I do too! Now I can't sleep!


----------



## Ann (Mar 13, 2008)

Poor little fellow, he looks like he's in pain. Hope everything goes well at the vet, and he'll be good as new soon.


----------



## sweetrsue (Jul 8, 2008)

Well I got about 4 hours of sleep last night. Whiteys eyes are not nearly as red or swollen looking but I called the Vet this am anyway and have an appointment in about an hour. The feather loss around the eyes just isn't normal. There are two possibilities one of which I prefer not to even consider at this point. He is still active, playing and preening so whatever it is I'm hoping it's in the early stages. Or better yet just my overactive imagination. Maybe his eyes were just red from the shower. He did also have something (looked like little feathers caked together) poking him in one of his eyes. I got it out with a moist Q-tip. I hope the trip to the vet isn't a traumatic one. I have put a piece of plastic wrap under the perch where ****** will stand in the hopes of catching a fresh sample on the way over. I bagged the spot where ****** bled on the paper towel day before yesterday when he hurt his wings. His poop looks perfectly normal so I have hope that there's nothing wrong with ****** that can't be fixed by the vet telling me to chill out.


----------



## Sophia (Aug 11, 2007)

The best of luck!  His eyes do look a bit unusual, but hopefully it isn't anything to serious! Keep us updated!


----------



## sweetrsue (Jul 8, 2008)

The Vet says ****** is fine. Good weight he says. He says the skin around his eyes looks fine. I had him test a stool sample just to check it out and it was negative. "Nothin' going on there. It only cost $78 so I figure it's a small price to pay for peace of mind.


----------



## kimmikefids (Aug 2, 2008)

oh fantastic sue!!! im so glad he is fine...definately a small price to pay for peace of mind!!!


----------



## allen (Aug 25, 2007)

i think we all would go to the extent sue did for our fids


----------



## SweetSimmy (Sep 1, 2008)

That happened to a bird i was taking care of. The cage she was in turned out to be unsafe, there was a couple small wires sticking out and her wing bled in same spots as your cockatiel. she was moving around and happen to hit them


----------



## sweetrsue (Jul 8, 2008)

****** looks 100% better today.






















He looks even better a little fuzzy!


----------



## hevmort (Nov 15, 2008)

*Really glad to hear and see, that he is better.*


----------



## gforce (Jun 28, 2008)

That would give you such a fright hope he`s o.k. now.

gforce


----------



## sweetrsue (Jul 8, 2008)

I swear the worst part (besides imagining what it could be) was watching the way the vet handled him. I'm sure they know what they're doing but ****** has come a long way. He doesn't bite. he allows handling so I saw no reason for the vet to reach in with a towel grab him and stick a finger under his beak to immobilize him. He had his little tongue sticking out almost as if his air supply was being cut off.
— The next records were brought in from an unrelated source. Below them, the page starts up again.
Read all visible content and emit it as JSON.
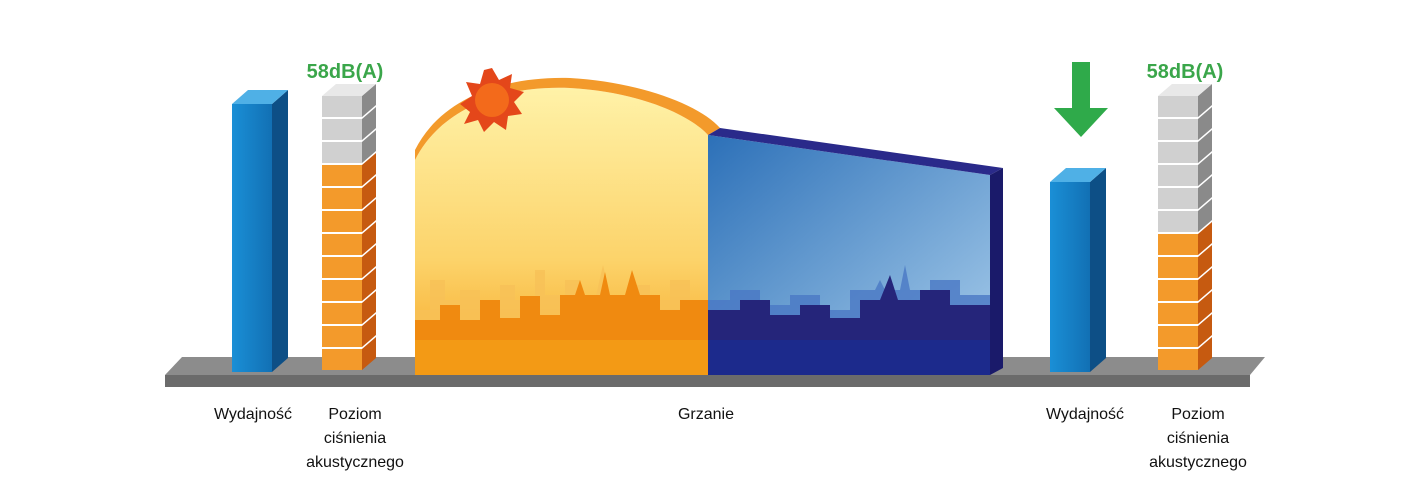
{
  "left": {
    "noise_label": "58dB(A)",
    "capacity_label": "Wydajność",
    "pressure_label": [
      "Poziom",
      "ciśnienia",
      "akustycznego"
    ]
  },
  "center": {
    "label": "Grzanie"
  },
  "right": {
    "noise_label": "58dB(A)",
    "capacity_label": "Wydajność",
    "pressure_label": [
      "Poziom",
      "ciśnienia",
      "akustycznego"
    ]
  }
}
I just thought he could have been handled more gently. He claimed that birds like this (WF Lutino) often have attitude problems.


----------



## allen (Aug 25, 2007)

i am so glad she is so much better makes me feel good to see her happy


----------



## kimmikefids (Aug 2, 2008)

oh he looks so much better!!! seems like the vet should have asked what kind of behaviour the bird had before assuming he was going to get bitten


----------



## bigmikey36 (Aug 5, 2008)

seems like if my bird was looking like that with his tongue hanging out the vet likely might have just the same condition...but thats just me and i don't play well with others especially when the vet is supposed to be helping...i would not have been impressed 

Mikey


----------



## sweetrsue (Jul 8, 2008)

I wasn't! He has been a good vet to my other animals and he is listed as one of only 2 recommended Avian Vets In my area. I'm glad my little boy is back to his old self. Doesn't seem to hold it against me! Although if he sees that vet again I bet he WILL have an attitude problem.


----------